Tener una espina clavada significa tener un problema que no se consigue solucionar y que te quita el sueño.


----------



## Joan bolets

Schenker said:


> Hola, ¿qué significa este término?
> 
> La prima volta l'ex Samp fallisce il contatto, la seconda spreca alto da due passi. Il Milan risponde con un fumoso possesso palla, reso ancora più monotono dai friulani che chiudono in massa tutti gli spazi, tarpando le ali a Kakà, Pato e in un certo modo a Ronaldo, anche se è il Fenomeno a tenere l'Udinese sulle spine.



En este caso quiere decir 'tener con cuidado o zozorba', como se dijo antes.

Resumiendo, en italiano 'tenere sulle spine' puede decir dos cosas:

1) (como en el ejemplo que propuse yo al principio de este thread) Tener alguien en un estado de incertidumbre y de inquietud...si he entendido bien, esto correpsondería al castellano '*tener a alguien en ascuas*'

2) crear problemas a alguien, como en el ejemplo de Ronaldo y el Udinese. Y esto sería '*tener a alguien en espinas*'

Es que esto es uno de estos thread donde se dicen muchas cosas y uno se queda con más dudas que al principio, así si hay alguien que se sienta capaz de confirmar mi intento de síntesis, se lo agradecería muchísimo!!


----------



## Schenker

Joan bolets said:


> Es que esto es uno de estos thread donde se dicen muchas cosas y uno se queda con más dudas que al principio, así si hay alguien que se sienta capaz de confirmar mi intento de síntesis, se lo agradecería muchísimo!!
> Está repleto de esos threads!!!, hehehe


 
¿No podría significar esta frase "tener entre la espada y la pared"?


----------



## Joan bolets

Schenker said:


> ¿No podría significar esta frase "tener entre la espada y la pared"?



Hola Schenker!

No, para esta expresión hay ya otro thread. Aquí no hay decisiones que tomar ni tener que elgir entre dos males. Sólo una situación de incertitumbre que también puede aplicarse a casos aménos de simple curiosidad, como cuando se hace un regalo a alguien y no se quiere decir d qué se trata...
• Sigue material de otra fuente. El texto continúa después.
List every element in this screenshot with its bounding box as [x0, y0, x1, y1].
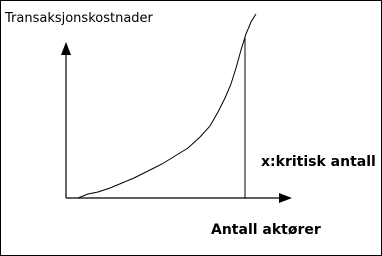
critical-label: x:kritisk antall [261, 154, 376, 170]
y-axis-arrow [61, 42, 71, 55]
x-axis-arrow [279, 193, 292, 203]
y-axis-label: Transaksjonskostnader [4, 11, 154, 26]
x-axis-label: Antall aktører [211, 222, 321, 238]
cost-curve [77, 13, 257, 199]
Siguen brotando los dudas...


----------



## gatogab

irene.acler said:


> Tenere sulle spine = tener en ascuas


*ascua*

brasa, rescoldo, chispa, llama, lumbre, fuego



Schenker said:


> ¿No podría significar esta frase "tener entre la espada y la pared"?
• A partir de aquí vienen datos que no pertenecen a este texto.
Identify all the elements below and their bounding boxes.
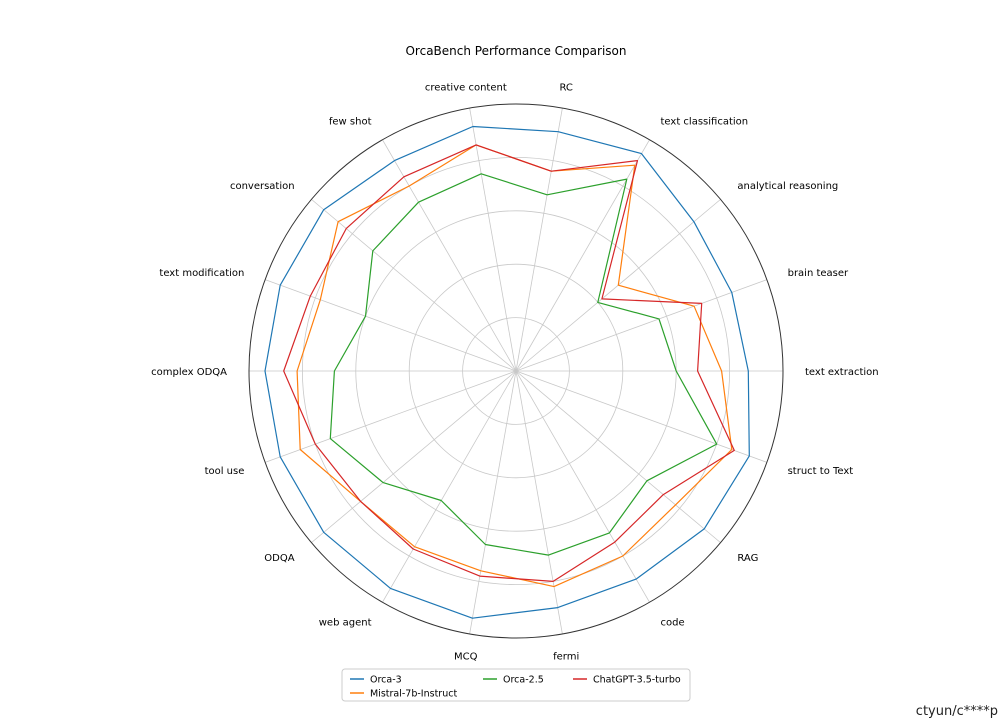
grid-spoke (382, 139, 517, 372)
series-line (329, 173, 718, 556)
legend-box (341, 668, 691, 702)
category-label: creative content (425, 82, 507, 93)
category-label: text classification (661, 117, 749, 128)
grid-spoke (311, 199, 517, 372)
category-label: web agent (319, 617, 372, 628)
series-lines (264, 125, 750, 619)
category-label: analytical reasoning (737, 181, 838, 192)
legend-label: Mistral-7b-Instruct (370, 689, 457, 700)
series-line (283, 144, 735, 583)
chart-title: OrcaBench Performance Comparison (405, 44, 626, 58)
grid-spoke (515, 139, 650, 372)
category-label: text modification (159, 268, 244, 279)
category-label: complex ODQA (151, 367, 227, 378)
category-labels: text extraction brain teaser analytical re… (151, 82, 878, 662)
category-label: RC (559, 82, 572, 93)
category-label: conversation (230, 181, 295, 192)
grid-spoke (311, 370, 517, 543)
legend: Orca-3 Mistral-7b-Instruct Orca-2.5 ChatGPT… (341, 668, 691, 702)
watermark: ctyun/c****p (915, 704, 998, 719)
polar-grid (248, 103, 784, 639)
series-line (264, 125, 750, 619)
grid-spoke (264, 370, 517, 463)
grid-spoke (515, 370, 768, 463)
category-label: few shot (329, 117, 372, 128)
category-label: code (661, 617, 685, 628)
category-label: tool use (205, 466, 245, 477)
grid-spoke (469, 370, 517, 635)
category-label: fermi (553, 652, 579, 663)
grid-spoke (515, 370, 650, 603)
legend-label: Orca-2.5 (503, 675, 544, 686)
category-label: ODQA (264, 553, 294, 564)
grid-spoke (382, 370, 517, 603)
grid-spoke (264, 279, 517, 372)
category-label: brain teaser (788, 268, 849, 279)
category-label: struct to Text (788, 466, 854, 477)
legend-label: Orca-3 (370, 675, 402, 686)
category-label: RAG (737, 553, 758, 564)
category-label: text extraction (805, 367, 879, 378)
grid-spoke (469, 107, 517, 372)
outer-frame (248, 103, 784, 639)
grid-spoke (515, 107, 563, 372)
grid-spoke (515, 370, 563, 635)
legend-label: ChatGPT-3.5-turbo (593, 675, 681, 686)
category-label: MCQ (454, 652, 478, 663)
grid-spoke (515, 370, 721, 543)
grid-spoke (515, 279, 768, 372)
series-line (296, 144, 733, 588)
 *Tener entre la espada y la pared* è minacciare una una persona o comunque denota una posizione nella quale la persona è obligata a decidere per una u otra situazione.

Tenere sulle spine, è tenere una persona nell'incertidumbre e, magari non viene cosí aiutata a prender una decisione.

Se di decidere si tratta.

gatogab


----------